Abstract 391 Poster Session III, Monday, 5/3 (poster 162)

We have previously demonstrated that prenatal cocaine administration in our rodent model produces reductions in dopamine (DA) and glial cell line-derived neurotrophic factor (GDNF) in central (striatum) and peripheral (carotid body) neural structures, and that the magnitude of these reductions is dependent upon the location of the fetus within the uterus. However, our findings indicated that those fetuses exposed to the lowest cocaine levels in the uterus showed the greatest reductions in DA and GDNF in both striatum and carotid body. This led us to hypothesize that perhaps it was cocaine's vasoconstrictive actions (and resulting ischemia) at the uteroplacental junction that were responsible for both limiting the passage of cocaine to the fetus as well as globally reducing DA and GDNF. Therefore, using the radiolabelled microsphere technique for blood flow quantitation, we sought to determine whether cocaine produced a gradient of vasoconstriction to different segments of the uterus (each containing a fetus) that matched the previously observed gradient of DA and GDNF reductions.
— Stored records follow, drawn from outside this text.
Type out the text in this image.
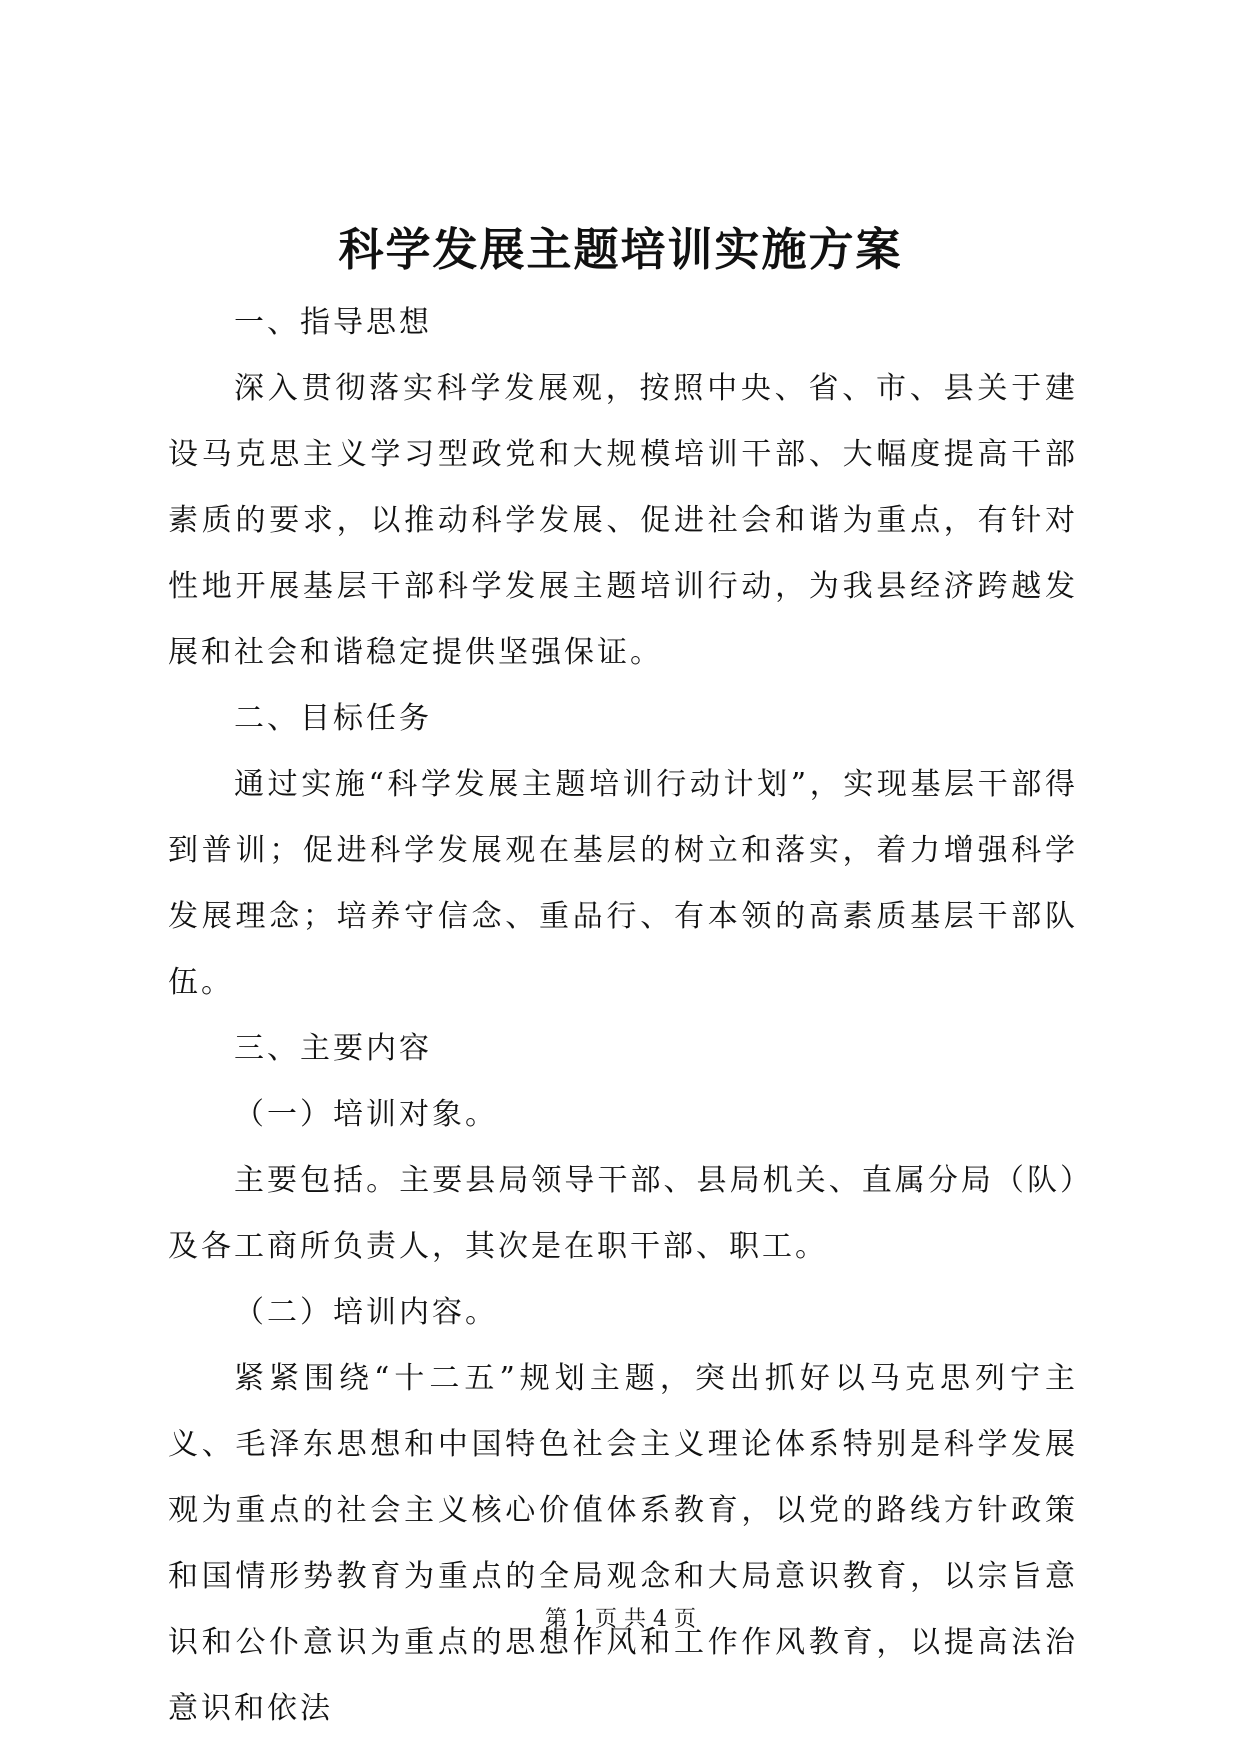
科学发展主题培训实施方案

一、指导思想

深入贯彻落实科学发展观，按照中央、省、市、县关于建设马克思主义学习型政党和大规模培训干部、大幅度提高干部素质的要求，以推动科学发展、促进社会和谐为重点，有针对性地开展基层干部科学发展主题培训行动，为我县经济跨越发展和社会和谐稳定提供坚强保证。

二、目标任务

通过实施“科学发展主题培训行动计划”，实现基层干部得到普训；促进科学发展观在基层的树立和落实，着力增强科学发展理念；培养守信念、重品行、有本领的高素质基层干部队伍。

三、主要内容

（一）培训对象。

主要包括。主要县局领导干部、县局机关、直属分局（队）及各工商所负责人，其次是在职干部、职工。

（二）培训内容。

紧紧围绕“十二五”规划主题，突出抓好以马克思列宁主义、毛泽东思想和中国特色社会主义理论体系特别是科学发展观为重点的社会主义核心价值体系教育，以党的路线方针政策和国情形势教育为重点的全局观念和大局意识教育，以宗旨意识和公仆意识为重点的思想作风和工作作风教育，以提高法治意识和依法

第 1 页 共 4 页
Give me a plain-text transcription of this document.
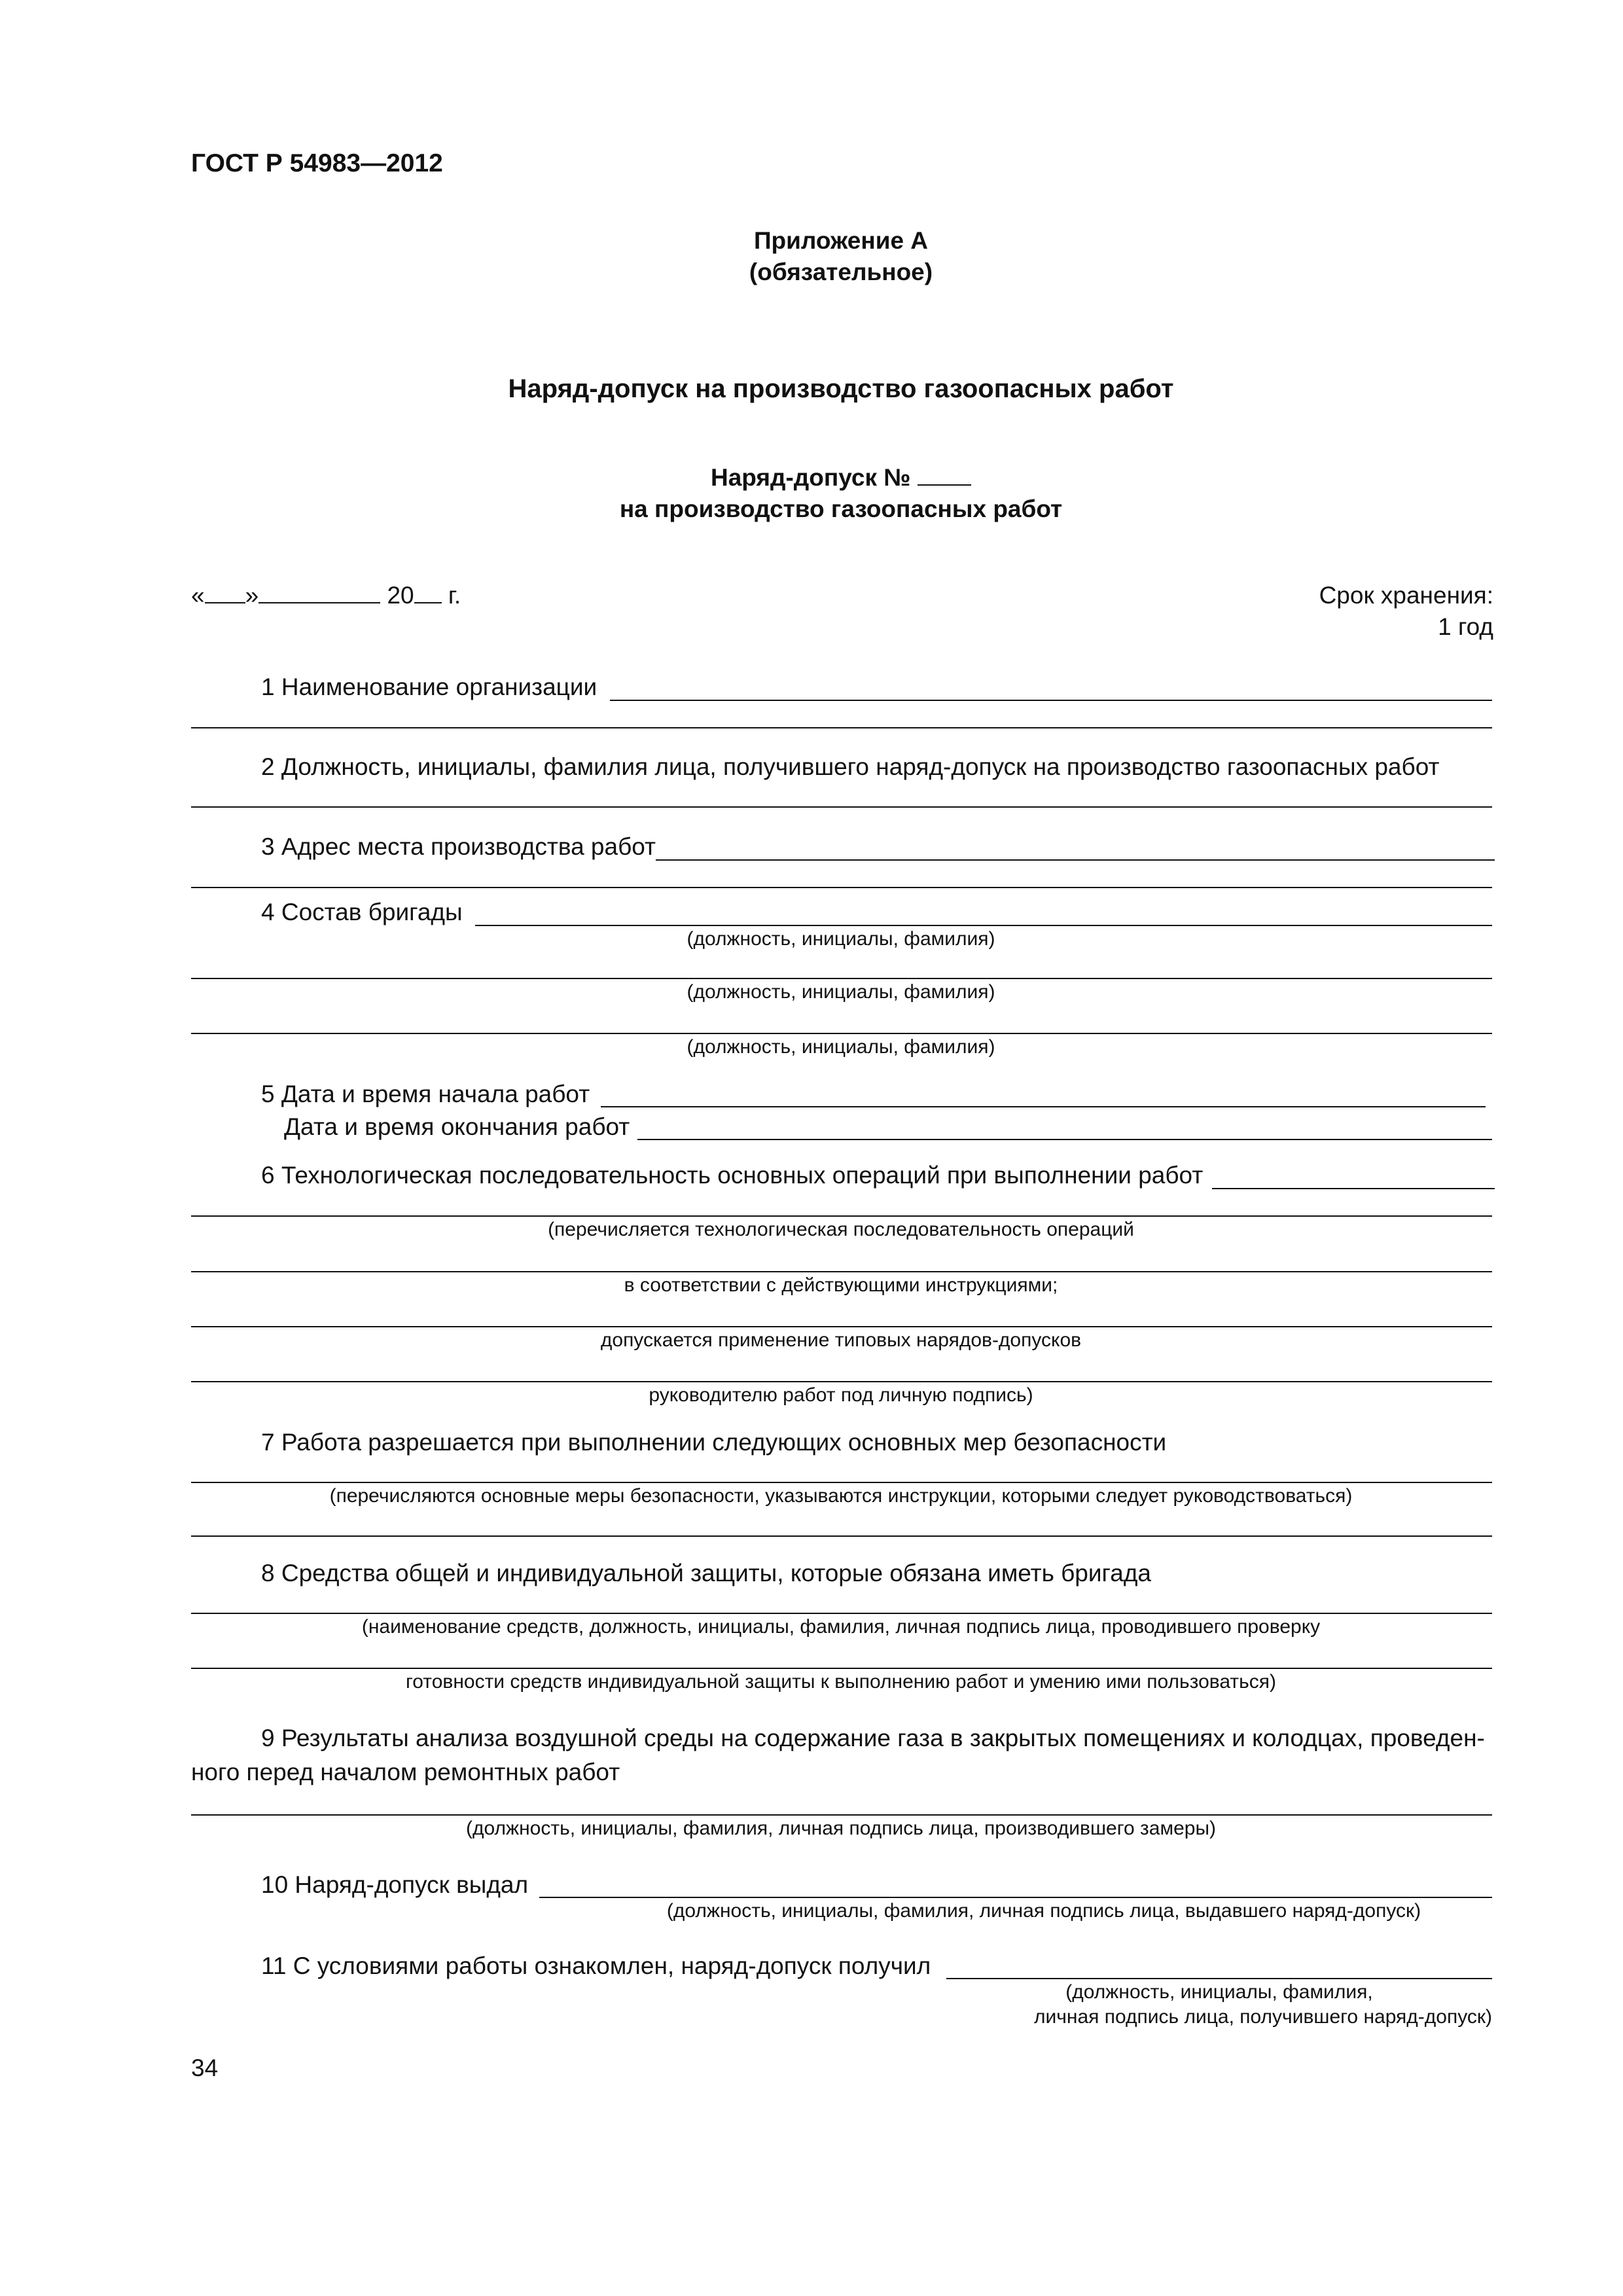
ГОСТ Р 54983—2012
Приложение А
(обязательное)
Наряд-допуск на производство газоопасных работ
Наряд-допуск №
на производство газоопасных работ
« »	20 г.	Срок хранения:
1 год
1 Наименование организации
2 Должность, инициалы, фамилия лица, получившего наряд-допуск на производство газоопасных работ
3 Адрес места производства работ
4 Состав бригады
(должность, инициалы, фамилия)
(должность, инициалы, фамилия)
(должность, инициалы, фамилия)
5 Дата и время начала работ
Дата и время окончания работ
6 Технологическая последовательность основных операций при выполнении работ
(перечисляется технологическая последовательность операций
в соответствии с действующими инструкциями;
допускается применение типовых нарядов-допусков
руководителю работ под личную подпись)
7 Работа разрешается при выполнении следующих основных мер безопасности
(перечисляются основные меры безопасности, указываются инструкции, которыми следует руководствоваться)
8 Средства общей и индивидуальной защиты, которые обязана иметь бригада
(наименование средств, должность, инициалы, фамилия, личная подпись лица, проводившего проверку
готовности средств индивидуальной защиты к выполнению работ и умению ими пользоваться)
9 Результаты анализа воздушной среды на содержание газа в закрытых помещениях и колодцах, проведен-
ного перед началом ремонтных работ
(должность, инициалы, фамилия, личная подпись лица, производившего замеры)
10 Наряд-допуск выдал
(должность, инициалы, фамилия, личная подпись лица, выдавшего наряд-допуск)
11 С условиями работы ознакомлен, наряд-допуск получил
(должность, инициалы, фамилия,
личная подпись лица, получившего наряд-допуск)
34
Pregnant Sprague-Dawley rats were exposed to cocaine (30 mg/kg, s.c., b.i.d.) or saline (1 ml/kg, s.c., b.i.d.) from gestational day (gd) 7 to gd14. On gd15, 30 min prior to tissue sampling, anesthetized rats were challenged with a single s.c. injection of cocaine (30 mg/kg) or saline followed 29 min later by microsphere infusion (Ru¹⁰³). Uterine segments containing fetuses were excised, weighed and subjected to gamma counting followed by blood flow (ml/min/g tissue) calculation. There was a clear decrease in uterine bloodflow (F_(1,6)=6.82, p<0.05) as a function of cocaine exposure, as well as a clear effect of uterine position (F_(1,6)=4.56, p<0.05). There was no drug vs. position interaction which suggests that a uterine gradient (decreasing bloodflow from the cervical to the ovarian ends of the uterus) of similar slope is evident in both cocaine and control groups, but that cocaine further accentuated this bloodflow gradient. These data support our hypothesis that the pattern of cocaine distribution as well as the pattern of biochemical alterations from cocaine are likely due to its vasoconstrictive properties rather than any direct neurotoxic effects cocaine may have. These data also highlight the utility of the multiparous rodent model in determining cocaine's mechanisms of actions with respect to its teratologic and neurotoxic impact.

Supported by the Justin Carl Suth SIDS Research Fund.